Question
Efficiently remove rows from pandas df based on second latest time in column
I have a pandas Dataframe that looks similar to this:
Index | ID | time_1 | time_2 |
---|---|---|---|
0 | 101 | 2024-06-20 14:32:22 | 2024-06-20 14:10:31 |
1 | 101 | 2024-06-20 15:21:31 | 2024-06-20 14:32:22 |
2 | 101 | 2024-06-20 15:21:31 | 2024-06-20 15:21:31 |
3 | 102 | 2024-06-20 16:26:51 | 2024-06-20 15:21:31 |
4 | 102 | 2024-06-20 16:26:51 | 2024-06-20 16:56:24 |
5 | 103 | 2024-06-20 20:05:44 | 2024-06-20 21:17:35 |
6 | 103 | 2024-06-20 22:41:22 | 2024-06-20 22:21:31 |
7 | 103 | 2024-06-20 23:11:56 | 2024-06-20 23:01:31 |
For each ID in my df I want to take the second latest time_1 (if it exists).

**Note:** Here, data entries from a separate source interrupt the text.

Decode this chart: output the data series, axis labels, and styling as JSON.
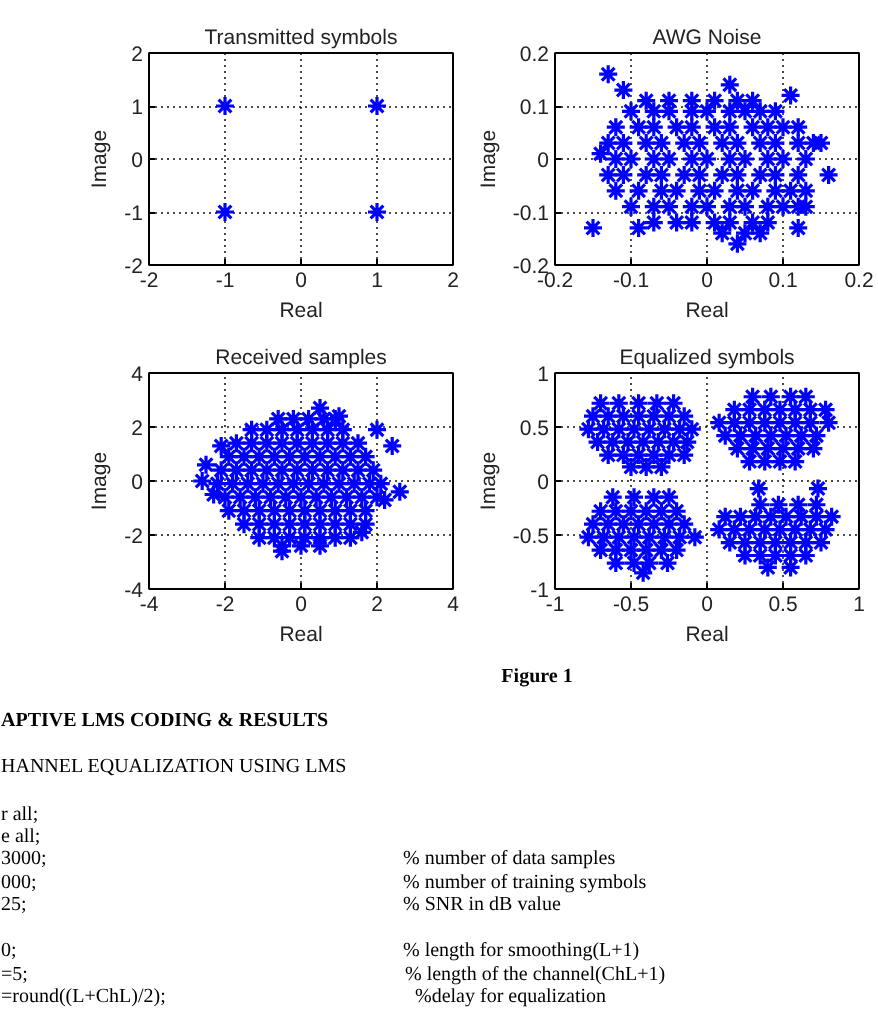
{
  "chart_data": [
    {
      "type": "scatter",
      "title": "Transmitted symbols",
      "xlabel": "Real",
      "ylabel": "Image",
      "xlim": [
        -2,
        2
      ],
      "ylim": [
        -2,
        2
      ],
      "xticks": [
        -2,
        -1,
        0,
        1,
        2
      ],
      "yticks": [
        -2,
        -1,
        0,
        1,
        2
      ],
      "grid": true,
      "marker": "cross",
      "color": "#0000ff",
      "x": [
        -1,
        1,
        -1,
        1
      ],
      "values": [
        1,
        1,
        -1,
        -1
      ]
    },
    {
      "type": "scatter",
      "title": "AWG Noise",
      "xlabel": "Real",
      "ylabel": "Image",
      "xlim": [
        -0.2,
        0.2
      ],
      "ylim": [
        -0.2,
        0.2
      ],
      "xticks": [
        -0.2,
        -0.1,
        0,
        0.1,
        0.2
      ],
      "yticks": [
        -0.2,
        -0.1,
        0,
        0.1,
        0.2
      ],
      "grid": true,
      "marker": "cross",
      "color": "#0000ff",
      "x": [
        -0.08,
        -0.05,
        -0.02,
        0.01,
        0.04,
        0.06,
        -0.1,
        -0.07,
        -0.05,
        -0.02,
        0,
        0.03,
        0.05,
        0.07,
        0.09,
        -0.12,
        -0.09,
        -0.07,
        -0.04,
        -0.02,
        0.01,
        0.03,
        0.06,
        0.08,
        0.1,
        0.12,
        -0.13,
        -0.11,
        -0.08,
        -0.06,
        -0.03,
        -0.01,
        0.02,
        0.04,
        0.07,
        0.09,
        0.12,
        0.14,
        -0.12,
        -0.1,
        -0.07,
        -0.05,
        -0.02,
        0,
        0.03,
        0.05,
        0.08,
        0.1,
        0.13,
        -0.13,
        -0.11,
        -0.08,
        -0.06,
        -0.03,
        -0.01,
        0.02,
        0.04,
        0.07,
        0.09,
        0.12,
        -0.12,
        -0.09,
        -0.06,
        -0.04,
        -0.01,
        0.01,
        0.04,
        0.06,
        0.09,
        0.11,
        0.13,
        -0.1,
        -0.07,
        -0.05,
        -0.02,
        0,
        0.03,
        0.05,
        0.08,
        0.1,
        0.12,
        -0.07,
        -0.04,
        -0.02,
        0.01,
        0.03,
        0.06,
        0.08,
        0.02,
        0.05,
        -0.13,
        -0.11,
        -0.15,
        -0.09,
        0.04,
        0.07,
        0.12,
        0.16,
        0.15,
        0.11,
        0.03,
        -0.14,
        0.13
      ],
      "values": [
        0.11,
        0.11,
        0.11,
        0.11,
        0.11,
        0.11,
        0.09,
        0.09,
        0.09,
        0.09,
        0.09,
        0.09,
        0.09,
        0.09,
        0.09,
        0.06,
        0.06,
        0.06,
        0.06,
        0.06,
        0.06,
        0.06,
        0.06,
        0.06,
        0.06,
        0.06,
        0.03,
        0.03,
        0.03,
        0.03,
        0.03,
        0.03,
        0.03,
        0.03,
        0.03,
        0.03,
        0.03,
        0.03,
        0,
        0,
        0,
        0,
        0,
        0,
        0,
        0,
        0,
        0,
        0,
        -0.03,
        -0.03,
        -0.03,
        -0.03,
        -0.03,
        -0.03,
        -0.03,
        -0.03,
        -0.03,
        -0.03,
        -0.03,
        -0.06,
        -0.06,
        -0.06,
        -0.06,
        -0.06,
        -0.06,
        -0.06,
        -0.06,
        -0.06,
        -0.06,
        -0.06,
        -0.09,
        -0.09,
        -0.09,
        -0.09,
        -0.09,
        -0.09,
        -0.09,
        -0.09,
        -0.09,
        -0.09,
        -0.12,
        -0.12,
        -0.12,
        -0.12,
        -0.12,
        -0.12,
        -0.12,
        -0.14,
        -0.14,
        0.16,
        0.13,
        -0.13,
        -0.13,
        -0.16,
        -0.14,
        -0.13,
        -0.03,
        0.03,
        0.12,
        0.14,
        0.01,
        -0.09
      ]
    },
    {
      "type": "scatter",
      "title": "Received samples",
      "xlabel": "Real",
      "ylabel": "Image",
      "xlim": [
        -4,
        4
      ],
      "ylim": [
        -4,
        4
      ],
      "xticks": [
        -4,
        -2,
        0,
        2,
        4
      ],
      "yticks": [
        -4,
        -2,
        0,
        2,
        4
      ],
      "grid": true,
      "marker": "cross",
      "color": "#0000ff",
      "x": [
        -0.6,
        -0.2,
        0.2,
        0.6,
        0.9,
        -1.3,
        -0.9,
        -0.5,
        -0.1,
        0.3,
        0.7,
        1.1,
        -1.7,
        -1.3,
        -0.9,
        -0.5,
        -0.1,
        0.3,
        0.7,
        1.1,
        1.5,
        -1.9,
        -1.5,
        -1.1,
        -0.7,
        -0.3,
        0.1,
        0.5,
        0.9,
        1.3,
        1.7,
        -2.1,
        -1.7,
        -1.3,
        -0.9,
        -0.5,
        -0.1,
        0.3,
        0.7,
        1.1,
        1.5,
        1.9,
        -2.2,
        -1.8,
        -1.4,
        -1,
        -0.6,
        -0.2,
        0.2,
        0.6,
        1,
        1.4,
        1.8,
        2.1,
        -2,
        -1.6,
        -1.2,
        -0.8,
        -0.4,
        0,
        0.4,
        0.8,
        1.2,
        1.6,
        2,
        -1.9,
        -1.5,
        -1.1,
        -0.7,
        -0.3,
        0.1,
        0.5,
        0.9,
        1.3,
        1.7,
        -1.5,
        -1.1,
        -0.7,
        -0.3,
        0.1,
        0.5,
        0.9,
        1.3,
        1.7,
        -1.1,
        -0.7,
        -0.3,
        0.1,
        0.5,
        0.9,
        1.3,
        -0.5,
        0,
        0.5,
        -2.6,
        -2.5,
        2.4,
        2,
        1,
        0.5,
        2.6,
        2.2,
        1.6,
        -0.5,
        -2.3,
        -2.1
      ],
      "values": [
        2.3,
        2.3,
        2.3,
        2.3,
        2.3,
        1.9,
        1.9,
        1.9,
        1.9,
        1.9,
        1.9,
        1.9,
        1.4,
        1.4,
        1.4,
        1.4,
        1.4,
        1.4,
        1.4,
        1.4,
        1.4,
        0.9,
        0.9,
        0.9,
        0.9,
        0.9,
        0.9,
        0.9,
        0.9,
        0.9,
        0.9,
        0.4,
        0.4,
        0.4,
        0.4,
        0.4,
        0.4,
        0.4,
        0.4,
        0.4,
        0.4,
        0.4,
        -0.1,
        -0.1,
        -0.1,
        -0.1,
        -0.1,
        -0.1,
        -0.1,
        -0.1,
        -0.1,
        -0.1,
        -0.1,
        -0.1,
        -0.6,
        -0.6,
        -0.6,
        -0.6,
        -0.6,
        -0.6,
        -0.6,
        -0.6,
        -0.6,
        -0.6,
        -0.6,
        -1.1,
        -1.1,
        -1.1,
        -1.1,
        -1.1,
        -1.1,
        -1.1,
        -1.1,
        -1.1,
        -1.1,
        -1.6,
        -1.6,
        -1.6,
        -1.6,
        -1.6,
        -1.6,
        -1.6,
        -1.6,
        -1.6,
        -2.1,
        -2.1,
        -2.1,
        -2.1,
        -2.1,
        -2.1,
        -2.1,
        -2.4,
        -2.4,
        -2.4,
        0,
        0.6,
        1.3,
        1.9,
        2.4,
        2.7,
        -0.4,
        -0.7,
        -1.9,
        -2.6,
        -0.5,
        1.3
      ]
    },
    {
      "type": "scatter",
      "title": "Equalized symbols",
      "xlabel": "Real",
      "ylabel": "Image",
      "xlim": [
        -1,
        1
      ],
      "ylim": [
        -1,
        1
      ],
      "xticks": [
        -1,
        -0.5,
        0,
        0.5,
        1
      ],
      "yticks": [
        -1,
        -0.5,
        0,
        0.5,
        1
      ],
      "grid": true,
      "marker": "cross",
      "color": "#0000ff",
      "x": [
        -0.7,
        -0.58,
        -0.45,
        -0.33,
        -0.22,
        -0.75,
        -0.65,
        -0.55,
        -0.45,
        -0.35,
        -0.25,
        -0.15,
        -0.78,
        -0.68,
        -0.58,
        -0.48,
        -0.38,
        -0.28,
        -0.18,
        -0.1,
        -0.72,
        -0.62,
        -0.52,
        -0.42,
        -0.32,
        -0.22,
        -0.13,
        -0.65,
        -0.55,
        -0.45,
        -0.35,
        -0.25,
        -0.15,
        -0.5,
        -0.4,
        -0.3,
        0.3,
        0.42,
        0.55,
        0.65,
        0.18,
        0.28,
        0.38,
        0.48,
        0.58,
        0.68,
        0.78,
        0.08,
        0.18,
        0.28,
        0.38,
        0.48,
        0.58,
        0.68,
        0.8,
        0.12,
        0.22,
        0.32,
        0.42,
        0.52,
        0.62,
        0.72,
        0.2,
        0.3,
        0.4,
        0.5,
        0.6,
        0.7,
        0.28,
        0.38,
        0.48,
        0.58,
        0.34,
        0.73,
        -0.62,
        -0.48,
        -0.35,
        -0.25,
        -0.7,
        -0.6,
        -0.5,
        -0.4,
        -0.3,
        -0.2,
        -0.75,
        -0.65,
        -0.55,
        -0.45,
        -0.35,
        -0.25,
        -0.15,
        -0.78,
        -0.68,
        -0.58,
        -0.48,
        -0.38,
        -0.28,
        -0.18,
        -0.08,
        -0.7,
        -0.6,
        -0.5,
        -0.4,
        -0.3,
        -0.2,
        -0.6,
        -0.48,
        -0.38,
        -0.26,
        -0.42,
        0.35,
        0.47,
        0.6,
        0.72,
        0.12,
        0.22,
        0.32,
        0.42,
        0.52,
        0.62,
        0.72,
        0.82,
        0.08,
        0.18,
        0.28,
        0.38,
        0.48,
        0.58,
        0.68,
        0.78,
        0.15,
        0.25,
        0.35,
        0.45,
        0.55,
        0.65,
        0.75,
        0.25,
        0.35,
        0.45,
        0.55,
        0.65,
        0.4,
        0.55
      ],
      "values": [
        0.72,
        0.72,
        0.72,
        0.72,
        0.72,
        0.6,
        0.6,
        0.6,
        0.6,
        0.6,
        0.6,
        0.6,
        0.48,
        0.48,
        0.48,
        0.48,
        0.48,
        0.48,
        0.48,
        0.48,
        0.36,
        0.36,
        0.36,
        0.36,
        0.36,
        0.36,
        0.36,
        0.24,
        0.24,
        0.24,
        0.24,
        0.24,
        0.24,
        0.13,
        0.13,
        0.13,
        0.78,
        0.78,
        0.78,
        0.78,
        0.66,
        0.66,
        0.66,
        0.66,
        0.66,
        0.66,
        0.66,
        0.54,
        0.54,
        0.54,
        0.54,
        0.54,
        0.54,
        0.54,
        0.54,
        0.42,
        0.42,
        0.42,
        0.42,
        0.42,
        0.42,
        0.42,
        0.3,
        0.3,
        0.3,
        0.3,
        0.3,
        0.3,
        0.18,
        0.18,
        0.18,
        0.18,
        -0.07,
        -0.07,
        -0.15,
        -0.15,
        -0.15,
        -0.15,
        -0.28,
        -0.28,
        -0.28,
        -0.28,
        -0.28,
        -0.28,
        -0.4,
        -0.4,
        -0.4,
        -0.4,
        -0.4,
        -0.4,
        -0.4,
        -0.52,
        -0.52,
        -0.52,
        -0.52,
        -0.52,
        -0.52,
        -0.52,
        -0.52,
        -0.64,
        -0.64,
        -0.64,
        -0.64,
        -0.64,
        -0.64,
        -0.76,
        -0.76,
        -0.76,
        -0.76,
        -0.85,
        -0.22,
        -0.22,
        -0.22,
        -0.22,
        -0.33,
        -0.33,
        -0.33,
        -0.33,
        -0.33,
        -0.33,
        -0.33,
        -0.33,
        -0.45,
        -0.45,
        -0.45,
        -0.45,
        -0.45,
        -0.45,
        -0.45,
        -0.45,
        -0.57,
        -0.57,
        -0.57,
        -0.57,
        -0.57,
        -0.57,
        -0.57,
        -0.69,
        -0.69,
        -0.69,
        -0.69,
        -0.69,
        -0.8,
        -0.8
      ]
    },
    {
      "type": "other",
      "annotations": [
        "Figure 1",
        "APTIVE LMS CODING & RESULTS",
        "HANNEL EQUALIZATION USING LMS",
        "r all;",
        "e all;",
        "3000;",
        "% number of data samples",
        "000;",
        "% number of training symbols",
        "25;",
        "% SNR in dB value",
        "0;",
        "% length for smoothing(L+1)",
        "=5;",
        "% length of the channel(ChL+1)",
        "=round((L+ChL)/2);",
        "%delay for equalization"
      ]
    }
  ]
}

I then want to compare this time with the timestamps in time_2 and remove all rows from my df where time_2 is earlier than this time. My expected output would be:
Index | ID | time_1 | time_2 |
---|---|---|---|
1 | 101 | 2024-06-20 15:21:31 | 2024-06-20 14:32:22 |
2 | 101 | 2024-06-20 15:21:31 | 2024-06-20 15:21:31 |
3 | 102 | 2024-06-20 16:26:51 | 2024-06-20 15:21:31 |
4 | 102 | 2024-06-20 16:26:51 | 2024-06-20 16:56:24 |
7 | 103 | 2024-06-20 23:11:56 | 2024-06-20 23:01:31 |
This problem is above my pandas level. I asked ChatGPT and this is the solution I got which in principle does what I want:
import pandas as pd
ids = [101, 101, 101, 102, 102, 103, 103, 103]
time_1 = ['2024-06-20 14:32:22', '2024-06-20 15:21:31', '2024-06-20 15:21:31', '2024-06-20 16:26:51', '2024-06-20 16:26:51', '2024-06-20 20:05:44', '2024-06-20 22:41:22', '2024-06-20 23:11:56']
time_2 = ['2024-06-20 14:10:31', '2024-06-20 14:32:22', '2024-06-20 15:21:31', '2024-06-20 15:21:31', '2024-06-20 16:56:24', '2024-06-20 21:17:35', '2024-06-20 22:21:31', '2024-06-20 23:01:31']
df = pd.DataFrame({
'id': ids,
'time_1': pd.to_datetime(time_1),
'time_2': pd.to_datetime(time_2)
})
grouped = df.groupby('id')['time_1']
mask = pd.Series(False, index=df.index)
for id_value, group in df.groupby('id'):
# Remove duplicates and sort timestamps
unique_sorted_times = group['time_1'].drop_duplicates().sort_values()
# Check if there's more than one unique time
if len(unique_sorted_times) > 1:
# Select the second last time
second_last_time = unique_sorted_times.iloc[-2]
# Update the mask for rows with time_2 greater than or equal to the second last time_1
mask |= (df['id'] == id_value) & (df['time_2'] >= second_last_time)
else:
# If there's only one unique time, keep the row(s)
mask |= (df['id'] == id_value)
filtered_data = df[mask]
My issue with this solution is the for-loop. This seems rather inefficient and my real data is quite large. And also I am curious if there is a better, more efficient solution for this.